Im ersten Vers ist ein kleiner Tippfehler. 

Liebe Grüße 

Carlos

Geschrieben

Hallo Onegin,

 

Ein Gebet an den Gott der kleinen Dinge

 

Der Dichter der kleinen Dinge, denn die großen sind schon oft bedichtet worden. Ja, sie springen einen an oder lugen zaghaft hervor.

 

Und egal was man gerade tut, plötzlich tauchen Verse auf, beim bügeln wie beim Essen machen (bei mir fatalerweise unterm Autofahren, eine ziemlich gefährliche Neigung die mir schon einige Zettel wegen zu schnellen Fahrens einbrachten und die ich unbedingt unterdrücken muss, kann ja keiner mehr bezahlen  )

federleichte nette Zeilen kommen mir da in den Sinn

und vergesse so zuweilen leider gänzlich wo ich bin.

 

Ich erinnere mich an ein sehr bemerkenswertes, da ging es um einen Zettel der am Weg lag, ich weiß leider nicht mehr wer es schrieb und bekomme es auch nicht mehr zusammen.  Mist dass ich es nicht mehr raussuchen kann, er wäre ein schönes Pendent hierzu.

 

 

In allem liegt Poesie und Dinge die scheinbar nichts miteinander zu tun haben zu verknüpfen ist auch eine Kunst,  Material das nicht zusammenpasst einen inneren Halt zu geben, dem für das menschliche Ohr Stummen eine Stimme schenken und dem Unscheinbaren einen Bühnenstrahler.
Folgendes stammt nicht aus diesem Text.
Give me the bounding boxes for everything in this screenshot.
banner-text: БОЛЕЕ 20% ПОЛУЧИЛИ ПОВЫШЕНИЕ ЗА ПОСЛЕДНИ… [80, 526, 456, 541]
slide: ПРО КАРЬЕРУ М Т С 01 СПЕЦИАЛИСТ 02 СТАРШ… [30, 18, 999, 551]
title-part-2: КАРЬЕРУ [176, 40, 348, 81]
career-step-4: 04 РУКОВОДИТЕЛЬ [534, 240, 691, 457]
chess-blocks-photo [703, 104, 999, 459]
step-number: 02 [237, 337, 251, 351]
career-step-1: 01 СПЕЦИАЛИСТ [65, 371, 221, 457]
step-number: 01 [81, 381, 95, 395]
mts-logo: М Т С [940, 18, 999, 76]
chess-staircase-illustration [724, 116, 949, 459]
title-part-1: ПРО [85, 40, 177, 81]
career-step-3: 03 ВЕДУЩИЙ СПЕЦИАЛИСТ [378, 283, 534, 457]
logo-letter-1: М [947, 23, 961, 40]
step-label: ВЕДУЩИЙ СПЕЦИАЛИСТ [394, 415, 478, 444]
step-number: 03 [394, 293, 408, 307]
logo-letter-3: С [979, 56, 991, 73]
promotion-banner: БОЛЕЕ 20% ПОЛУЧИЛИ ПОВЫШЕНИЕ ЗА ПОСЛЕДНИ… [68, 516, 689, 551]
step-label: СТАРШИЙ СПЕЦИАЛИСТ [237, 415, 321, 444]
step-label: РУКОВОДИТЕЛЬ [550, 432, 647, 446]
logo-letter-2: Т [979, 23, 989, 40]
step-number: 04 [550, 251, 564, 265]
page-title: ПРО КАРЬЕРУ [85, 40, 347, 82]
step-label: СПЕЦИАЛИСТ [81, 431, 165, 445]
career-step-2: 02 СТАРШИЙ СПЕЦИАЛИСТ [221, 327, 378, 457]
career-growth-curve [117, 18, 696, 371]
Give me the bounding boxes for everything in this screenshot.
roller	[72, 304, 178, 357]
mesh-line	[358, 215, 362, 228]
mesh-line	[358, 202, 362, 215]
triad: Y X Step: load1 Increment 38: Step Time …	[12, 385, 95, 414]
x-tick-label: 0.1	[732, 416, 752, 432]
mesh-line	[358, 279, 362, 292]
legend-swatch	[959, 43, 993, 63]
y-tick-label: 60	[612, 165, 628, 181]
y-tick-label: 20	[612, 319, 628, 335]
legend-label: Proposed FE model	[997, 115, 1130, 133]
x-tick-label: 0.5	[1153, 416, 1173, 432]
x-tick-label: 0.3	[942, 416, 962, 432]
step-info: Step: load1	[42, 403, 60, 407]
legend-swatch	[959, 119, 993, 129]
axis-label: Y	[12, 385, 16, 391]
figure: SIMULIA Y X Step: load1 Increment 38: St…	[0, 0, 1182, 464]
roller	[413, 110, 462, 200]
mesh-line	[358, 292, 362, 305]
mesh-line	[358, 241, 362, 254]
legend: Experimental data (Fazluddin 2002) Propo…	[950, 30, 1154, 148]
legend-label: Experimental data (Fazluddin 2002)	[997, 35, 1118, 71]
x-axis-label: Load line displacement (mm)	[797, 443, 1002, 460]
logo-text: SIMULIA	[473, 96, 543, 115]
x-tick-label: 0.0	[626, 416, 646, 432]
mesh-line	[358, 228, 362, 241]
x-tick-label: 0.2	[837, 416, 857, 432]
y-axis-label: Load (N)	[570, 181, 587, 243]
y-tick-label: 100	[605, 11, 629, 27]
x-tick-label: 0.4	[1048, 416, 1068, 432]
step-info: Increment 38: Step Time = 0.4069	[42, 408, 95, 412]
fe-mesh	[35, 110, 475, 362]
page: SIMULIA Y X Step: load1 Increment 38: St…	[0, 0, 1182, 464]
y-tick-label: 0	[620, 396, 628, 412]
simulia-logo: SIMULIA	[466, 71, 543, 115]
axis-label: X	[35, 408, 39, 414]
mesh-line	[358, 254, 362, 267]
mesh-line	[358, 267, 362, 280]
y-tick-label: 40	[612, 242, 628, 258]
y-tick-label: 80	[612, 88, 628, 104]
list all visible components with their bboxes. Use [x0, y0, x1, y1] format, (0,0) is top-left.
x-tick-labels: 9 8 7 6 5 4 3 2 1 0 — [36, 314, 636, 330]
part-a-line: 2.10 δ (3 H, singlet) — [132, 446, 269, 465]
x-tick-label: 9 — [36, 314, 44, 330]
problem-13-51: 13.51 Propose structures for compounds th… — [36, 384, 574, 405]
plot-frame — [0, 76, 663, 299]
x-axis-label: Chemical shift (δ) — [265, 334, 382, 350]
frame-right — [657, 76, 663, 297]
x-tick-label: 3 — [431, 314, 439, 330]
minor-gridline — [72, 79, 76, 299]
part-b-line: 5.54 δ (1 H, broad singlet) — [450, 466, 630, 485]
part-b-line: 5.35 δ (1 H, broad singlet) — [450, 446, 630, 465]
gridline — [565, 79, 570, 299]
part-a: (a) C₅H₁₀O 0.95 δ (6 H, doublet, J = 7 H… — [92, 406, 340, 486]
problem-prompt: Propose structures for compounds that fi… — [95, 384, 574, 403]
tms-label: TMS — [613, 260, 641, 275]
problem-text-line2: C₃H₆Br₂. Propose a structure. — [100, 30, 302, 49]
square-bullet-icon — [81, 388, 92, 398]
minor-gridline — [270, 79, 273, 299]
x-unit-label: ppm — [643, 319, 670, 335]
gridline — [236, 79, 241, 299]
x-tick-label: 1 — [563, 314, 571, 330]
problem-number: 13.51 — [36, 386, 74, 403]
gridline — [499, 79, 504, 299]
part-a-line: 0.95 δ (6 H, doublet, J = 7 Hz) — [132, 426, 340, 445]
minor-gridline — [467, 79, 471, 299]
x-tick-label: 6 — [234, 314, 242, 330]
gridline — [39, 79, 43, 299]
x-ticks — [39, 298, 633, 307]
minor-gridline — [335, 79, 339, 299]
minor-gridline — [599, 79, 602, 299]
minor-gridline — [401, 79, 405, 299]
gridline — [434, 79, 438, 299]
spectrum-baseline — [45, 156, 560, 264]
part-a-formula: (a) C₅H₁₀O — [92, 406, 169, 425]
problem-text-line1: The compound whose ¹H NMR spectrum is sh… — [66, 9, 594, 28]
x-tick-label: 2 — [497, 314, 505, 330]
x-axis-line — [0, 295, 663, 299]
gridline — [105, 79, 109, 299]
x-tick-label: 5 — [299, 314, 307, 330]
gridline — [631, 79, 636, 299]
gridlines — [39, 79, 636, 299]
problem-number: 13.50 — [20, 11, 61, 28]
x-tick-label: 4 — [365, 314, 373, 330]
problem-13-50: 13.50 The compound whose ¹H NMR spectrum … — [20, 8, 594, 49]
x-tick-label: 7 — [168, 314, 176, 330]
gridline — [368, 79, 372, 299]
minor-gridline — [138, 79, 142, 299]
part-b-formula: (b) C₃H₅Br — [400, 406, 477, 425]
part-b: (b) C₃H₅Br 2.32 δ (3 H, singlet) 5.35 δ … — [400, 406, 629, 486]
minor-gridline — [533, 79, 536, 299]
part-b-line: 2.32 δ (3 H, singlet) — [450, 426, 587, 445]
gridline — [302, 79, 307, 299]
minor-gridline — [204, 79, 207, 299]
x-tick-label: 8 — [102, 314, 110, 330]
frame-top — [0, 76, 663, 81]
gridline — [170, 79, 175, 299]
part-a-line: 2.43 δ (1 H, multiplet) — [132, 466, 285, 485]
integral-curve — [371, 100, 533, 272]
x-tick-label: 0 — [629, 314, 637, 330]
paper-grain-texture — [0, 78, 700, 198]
All das kannst du, weil es erst in dann aus deinen Augen quillt, weil das Lied in deinen Ohren klingt und dein Mund die Melodie summt.

Sehe weniger Bukowsky, viel mehr großes weites Herz mit einem starken Willen, ein rebellisches Aufbegehren Bist du Wassermann?

 

 

P..s: ein klein bisschen trotzig fast,  anklagend den Wiederkäuern gegenüber, aber trotzdem gefällt es mir obsoleten Wald und Wiesenreimer der versucht die allem inhärente Würde zu zeigen 

 

Liebe Grüße

Sali

  • Schön 1
Geschrieben

 

 

Hallo Onegin,

 

 

oft kommen sie ganz plötzlich die Ideen.,Einfälle Inspirationen.

Gut das immer genug Papier da ist!

Im ersten Vers denke ich mir, sollte es sicher heißen rinnen mir WIE nicht wir.

Dein Gedicht hat mir sehr gefallen

HG Josina

 

Geschrieben

Hallo Onegin,

 

wenn eine sich einlässt und ins Gespräch geht,

dann ist alles Rohstoff für ein Gedicht.

 

Das hast Du ganz wundervoll in Worte gefasst -

  am Schönsten finde ich die kurzen Gedichte aus dem Geheimfach   des Bügeleisens.

 

Kurz habe ich mir auch gedacht,

es mit einem LI zu tun zu haben,

dass die Welt nur mittels Gedichten erfahren _ aushalten kann -

sich sozusagen eine lyrische Schicht zwischen sich und die Ereignisse geschaffen hat.

 

Auf jeden Fall ein unglaublich bereicherndes und sehr mitreißendes Gedicht.

 

Viele Grüße

 

Sternenherz

  • Gefällt mir 1
Geschrieben

hallo Ihr alle @Carlos @Sternenherz@Oilenspiegel@SalSeda@Josina@Claudi@alter Wein@Dionysos von Enno@Miserabelle

 

Vielen Dank für ds Drüberlesen und für die sehr freundlichen Kommentare und den Hinweis auf meinen Schreibfehler.

 

Das Verfertigen von Gedichten kann einem völlig in den Bann schlagen. Salseda fährt zu schnell Automobil, Rilke verkriecht sich in einem "Schloss", das nicht anderes ist als ein Häuschen mit Türmchen und dichtet die Sonette  an Orpheus. In der zweiten Strophe kommen dann die Anspielungen auf die Tradition, Eichendorff ist klar, Zürich und die liebliche Saale sind Anspielungen auf zwei Gedichte von Gottfried Benn "Glauben Sie, Zürich, zum Beispiel" und "Jena vor uns im lieblichen Tal"  ) In der Strophe 3 geht es dann um das, was mir das Wichtigste in der Poesie ist: Ein Stimme zu sein für das Verdrängte und Zukurzgekommene, für das Unintegrierte und Unentfaltete in uns.  Strophe 4 ist dann ein PLädoyer dafür, dass Lyrik erst dann zu sich selbst kommt, wenn sie vom Einzelnen ausgehend  den Einzelnen anspricht. 

 

Zitat

Sehe weniger Bukowsky, viel mehr großes weites Herz mit einem starken Willen, ein rebellisches Aufbegehren Bist du Wassermann?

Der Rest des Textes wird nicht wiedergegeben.